Heather is an optimist: she hopes she will find a job and home, despite living on street corners for the better part of 16 years. Leah met her at the Eaton Centre on a busy shopping day in December. She wore only a hoodie and blanket to keep warm, but had a smile on her face and told passersby to have a happy holiday. Leah asked her not to smile for the camera but she did anyway. “Smiling is obviously second nature to her,” she says.

 

Don

Don has a plan. He wants to open a store in Newmarket. There will be jokes and novelty gifts on one side, T-shirts on the other, coffee and tea but no pastries, and a coin-operated pool table for the kids who visit the store.
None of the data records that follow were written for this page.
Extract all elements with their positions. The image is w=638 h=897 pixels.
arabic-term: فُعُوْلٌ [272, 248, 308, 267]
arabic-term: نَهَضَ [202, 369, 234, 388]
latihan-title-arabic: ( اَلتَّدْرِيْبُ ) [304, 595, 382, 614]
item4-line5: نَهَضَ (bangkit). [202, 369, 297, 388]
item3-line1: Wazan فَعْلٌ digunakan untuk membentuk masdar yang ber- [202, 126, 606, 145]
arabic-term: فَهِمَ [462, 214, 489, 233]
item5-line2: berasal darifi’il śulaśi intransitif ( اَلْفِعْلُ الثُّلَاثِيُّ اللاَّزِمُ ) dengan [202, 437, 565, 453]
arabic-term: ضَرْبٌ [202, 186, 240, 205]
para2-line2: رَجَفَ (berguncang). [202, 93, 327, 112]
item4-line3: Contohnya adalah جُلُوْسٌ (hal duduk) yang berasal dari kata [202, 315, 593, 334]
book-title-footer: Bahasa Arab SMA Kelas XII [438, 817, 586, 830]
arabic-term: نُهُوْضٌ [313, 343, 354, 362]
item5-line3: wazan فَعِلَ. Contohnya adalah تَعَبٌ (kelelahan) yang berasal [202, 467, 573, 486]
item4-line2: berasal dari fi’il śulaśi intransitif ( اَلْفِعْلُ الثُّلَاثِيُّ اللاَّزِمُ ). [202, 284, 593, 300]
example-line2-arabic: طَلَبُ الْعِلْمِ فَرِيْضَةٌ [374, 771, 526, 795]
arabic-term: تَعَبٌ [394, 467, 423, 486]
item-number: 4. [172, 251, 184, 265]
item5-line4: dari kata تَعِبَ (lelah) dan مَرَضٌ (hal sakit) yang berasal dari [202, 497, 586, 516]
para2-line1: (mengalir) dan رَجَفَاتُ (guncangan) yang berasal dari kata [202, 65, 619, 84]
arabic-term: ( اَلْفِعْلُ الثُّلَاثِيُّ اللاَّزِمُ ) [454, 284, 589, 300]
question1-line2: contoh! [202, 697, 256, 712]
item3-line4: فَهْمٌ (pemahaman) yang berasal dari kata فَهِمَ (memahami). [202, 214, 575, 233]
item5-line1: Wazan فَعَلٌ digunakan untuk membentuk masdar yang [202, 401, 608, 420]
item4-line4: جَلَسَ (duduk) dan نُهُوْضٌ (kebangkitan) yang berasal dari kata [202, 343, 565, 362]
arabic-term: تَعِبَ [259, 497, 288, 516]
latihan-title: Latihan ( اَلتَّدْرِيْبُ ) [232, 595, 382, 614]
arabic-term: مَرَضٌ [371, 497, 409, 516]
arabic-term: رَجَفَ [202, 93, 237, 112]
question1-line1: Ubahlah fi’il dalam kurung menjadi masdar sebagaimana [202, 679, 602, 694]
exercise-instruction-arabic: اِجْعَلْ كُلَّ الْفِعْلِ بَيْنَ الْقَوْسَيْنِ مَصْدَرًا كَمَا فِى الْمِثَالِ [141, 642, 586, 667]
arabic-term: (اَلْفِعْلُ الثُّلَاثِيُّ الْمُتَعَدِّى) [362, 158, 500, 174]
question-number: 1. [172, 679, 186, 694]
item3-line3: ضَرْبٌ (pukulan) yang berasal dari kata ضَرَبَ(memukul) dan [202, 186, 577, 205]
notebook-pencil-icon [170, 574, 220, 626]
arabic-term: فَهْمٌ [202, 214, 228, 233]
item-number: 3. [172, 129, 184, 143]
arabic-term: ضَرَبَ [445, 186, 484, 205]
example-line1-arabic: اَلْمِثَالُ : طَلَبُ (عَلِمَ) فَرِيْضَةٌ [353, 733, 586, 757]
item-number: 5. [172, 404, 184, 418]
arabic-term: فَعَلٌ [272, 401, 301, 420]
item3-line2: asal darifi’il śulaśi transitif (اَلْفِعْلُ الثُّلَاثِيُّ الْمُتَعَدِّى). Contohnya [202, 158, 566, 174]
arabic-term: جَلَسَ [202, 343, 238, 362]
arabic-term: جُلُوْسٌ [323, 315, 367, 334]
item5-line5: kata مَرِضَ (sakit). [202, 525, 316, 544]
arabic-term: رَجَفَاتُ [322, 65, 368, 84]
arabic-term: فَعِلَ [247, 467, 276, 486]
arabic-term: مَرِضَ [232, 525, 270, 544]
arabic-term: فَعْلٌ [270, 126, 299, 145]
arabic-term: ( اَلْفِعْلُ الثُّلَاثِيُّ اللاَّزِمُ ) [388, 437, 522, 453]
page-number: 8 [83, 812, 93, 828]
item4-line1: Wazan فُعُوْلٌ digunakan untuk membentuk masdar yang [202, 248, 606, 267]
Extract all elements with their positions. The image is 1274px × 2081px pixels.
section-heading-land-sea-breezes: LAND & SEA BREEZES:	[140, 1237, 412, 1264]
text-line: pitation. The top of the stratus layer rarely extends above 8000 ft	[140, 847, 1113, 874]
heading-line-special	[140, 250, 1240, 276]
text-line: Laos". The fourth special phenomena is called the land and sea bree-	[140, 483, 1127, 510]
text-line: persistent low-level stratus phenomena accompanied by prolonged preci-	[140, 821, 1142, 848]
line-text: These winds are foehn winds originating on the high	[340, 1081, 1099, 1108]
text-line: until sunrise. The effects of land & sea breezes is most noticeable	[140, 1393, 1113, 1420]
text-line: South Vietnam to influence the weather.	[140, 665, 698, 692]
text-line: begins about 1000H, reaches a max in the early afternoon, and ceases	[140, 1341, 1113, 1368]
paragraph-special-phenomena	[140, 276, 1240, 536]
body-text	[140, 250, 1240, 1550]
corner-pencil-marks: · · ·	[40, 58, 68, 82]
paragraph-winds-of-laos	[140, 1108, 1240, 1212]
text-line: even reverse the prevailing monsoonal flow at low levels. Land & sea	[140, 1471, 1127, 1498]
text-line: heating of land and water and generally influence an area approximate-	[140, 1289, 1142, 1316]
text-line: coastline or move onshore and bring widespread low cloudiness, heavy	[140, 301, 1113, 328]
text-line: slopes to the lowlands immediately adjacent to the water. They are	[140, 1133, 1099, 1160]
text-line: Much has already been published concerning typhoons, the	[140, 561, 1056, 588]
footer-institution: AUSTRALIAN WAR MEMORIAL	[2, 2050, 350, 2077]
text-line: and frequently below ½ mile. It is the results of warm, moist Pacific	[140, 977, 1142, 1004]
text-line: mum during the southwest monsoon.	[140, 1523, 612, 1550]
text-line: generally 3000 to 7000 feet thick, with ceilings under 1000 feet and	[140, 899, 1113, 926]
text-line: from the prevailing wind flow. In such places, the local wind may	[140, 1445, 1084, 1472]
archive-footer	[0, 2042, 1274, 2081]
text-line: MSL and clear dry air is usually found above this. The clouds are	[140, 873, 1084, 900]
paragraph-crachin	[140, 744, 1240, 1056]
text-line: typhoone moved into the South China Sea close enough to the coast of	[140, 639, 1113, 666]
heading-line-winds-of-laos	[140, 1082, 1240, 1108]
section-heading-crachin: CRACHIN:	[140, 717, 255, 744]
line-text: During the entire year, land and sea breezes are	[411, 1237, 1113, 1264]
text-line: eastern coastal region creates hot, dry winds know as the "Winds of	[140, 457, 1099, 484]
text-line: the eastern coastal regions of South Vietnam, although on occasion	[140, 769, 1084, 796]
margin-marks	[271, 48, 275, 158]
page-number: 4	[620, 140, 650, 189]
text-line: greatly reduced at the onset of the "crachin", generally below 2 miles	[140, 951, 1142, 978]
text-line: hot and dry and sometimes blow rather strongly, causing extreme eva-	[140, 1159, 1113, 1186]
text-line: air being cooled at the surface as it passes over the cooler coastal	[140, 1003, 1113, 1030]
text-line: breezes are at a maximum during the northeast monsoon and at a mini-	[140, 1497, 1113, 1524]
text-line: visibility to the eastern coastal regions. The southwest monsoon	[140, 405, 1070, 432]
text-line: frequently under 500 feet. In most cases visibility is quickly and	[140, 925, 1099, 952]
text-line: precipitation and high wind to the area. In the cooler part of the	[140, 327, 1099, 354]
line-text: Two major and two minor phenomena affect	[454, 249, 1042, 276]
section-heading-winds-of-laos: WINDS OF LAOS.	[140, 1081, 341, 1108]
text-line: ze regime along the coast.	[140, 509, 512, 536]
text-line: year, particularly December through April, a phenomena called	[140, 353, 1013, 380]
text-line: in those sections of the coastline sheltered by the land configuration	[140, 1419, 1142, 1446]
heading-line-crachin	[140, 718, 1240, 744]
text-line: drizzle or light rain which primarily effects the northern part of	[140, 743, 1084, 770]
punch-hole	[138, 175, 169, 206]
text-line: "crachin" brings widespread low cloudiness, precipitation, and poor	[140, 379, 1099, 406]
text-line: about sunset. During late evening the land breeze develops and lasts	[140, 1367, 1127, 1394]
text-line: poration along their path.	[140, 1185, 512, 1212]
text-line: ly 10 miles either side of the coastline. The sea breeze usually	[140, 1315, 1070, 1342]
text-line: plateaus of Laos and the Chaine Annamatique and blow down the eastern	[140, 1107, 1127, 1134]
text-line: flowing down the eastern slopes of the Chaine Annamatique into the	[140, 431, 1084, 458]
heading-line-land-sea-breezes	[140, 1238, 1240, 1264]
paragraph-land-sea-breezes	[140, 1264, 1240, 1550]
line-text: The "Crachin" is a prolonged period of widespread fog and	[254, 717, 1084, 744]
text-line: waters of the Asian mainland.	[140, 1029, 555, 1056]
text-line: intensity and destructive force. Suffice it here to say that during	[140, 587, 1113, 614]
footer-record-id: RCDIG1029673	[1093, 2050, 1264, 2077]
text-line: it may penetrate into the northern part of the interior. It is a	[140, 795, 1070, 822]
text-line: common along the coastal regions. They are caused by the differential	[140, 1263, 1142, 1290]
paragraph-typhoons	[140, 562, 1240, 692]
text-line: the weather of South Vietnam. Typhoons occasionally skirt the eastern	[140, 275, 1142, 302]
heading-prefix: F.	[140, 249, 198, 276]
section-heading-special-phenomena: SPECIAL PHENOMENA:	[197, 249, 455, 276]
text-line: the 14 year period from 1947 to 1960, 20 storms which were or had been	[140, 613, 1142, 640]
He hopes his youngest daughter, whom he hasn’t seen for more than 20 years, will come into the store one day. For now, he lives at the Barrie Bayside Mission Centre. He laughed and joked with Leah the whole time she photographed him. When Tim asked what makes him happy, he said “Everything.”

 

Lucy

Leah begins her book with this portrait, one of her favourites. She says it’s always harder to see people on the street when they are closer to her age, and Lucy looked to be in her early 20s. “Lucy had big dreams,” she says. When Leah and Tim first photographed Lucy, she was about to move into transitional housing. But when they ran into her again while out taking photos, she told them she never got the spot and ended up sleeping on a cardboard box with her boyfriend, Rhylie (below) near Yonge and Dundas. She looked much worse. “My dad said she might not last long,” Leah says. When she posted Lucy’s photo online, someone commented, “Tragic beauty.”

 

Rhylie

Rhylie is thankful for his missing index finger—it saved his life. When he overdosed on fentanyl, he had a candle between his fingers, and it was the pain of the burn that woke him up. It had to be amputated because of fourth-degree burns, but he was alive. He commemorated the experience with a tattoo that says “Life and Death” on the same hand, designed in part by Lucy. They met when Rhylie helped defend Lucy from an abusive ex—a year later, they became a couple. Rhylie makes money washing car windows in Toronto. When Leah posted this photo, someone commented that Rhylie had washed his car windows just a few hours earlier.

 

Leslie and McLovin

Leah captures the bond between homeless people and their pets a few times in her book. Leslie found his cat, McLovin, in a boarded-up rooming house on St. Clair West five years before this photo was taken. “It was Halloween,” Leslie says. “So he’s my little Scorpio.” Leslie, a former alcoholic who has cleaned himself up, told Leah he was working on getting his own apartment—he had at least a month’s worth of rent. Until then, he split his time between a friend’s place and Seaton House. Eventually, he wants to move to British Columbia for the milder temperatures. Tim asked Leslie if he was looking forward to the warmer weather in the spring. “Yes, this is the season where we change our whole lives.”

 

Peter

When Tim asked Peter, a New Yorker, if Leah could photograph him, he responded with a slight nod of his head. For five minutes, while she was shooting, he stayed completely still. He was “like Auguste Rodin’s sculpture The Thinker,” she says.

 

Pat

Leah and her father met a group of Indigenous people outside the now-closed World’s Biggest Bookstore on Edward Street. One of them, Pat, was friendly and co-operative with Leah as she took his portrait. “Like many homeless individuals, Pat carried himself with a sense of dignity,” she says.

 

Bill

Leah found Bill sitting outside the Eaton Centre, his back up against a massive, lit sign. He nodded to her questions but didn’t say a single word throughout the shoot.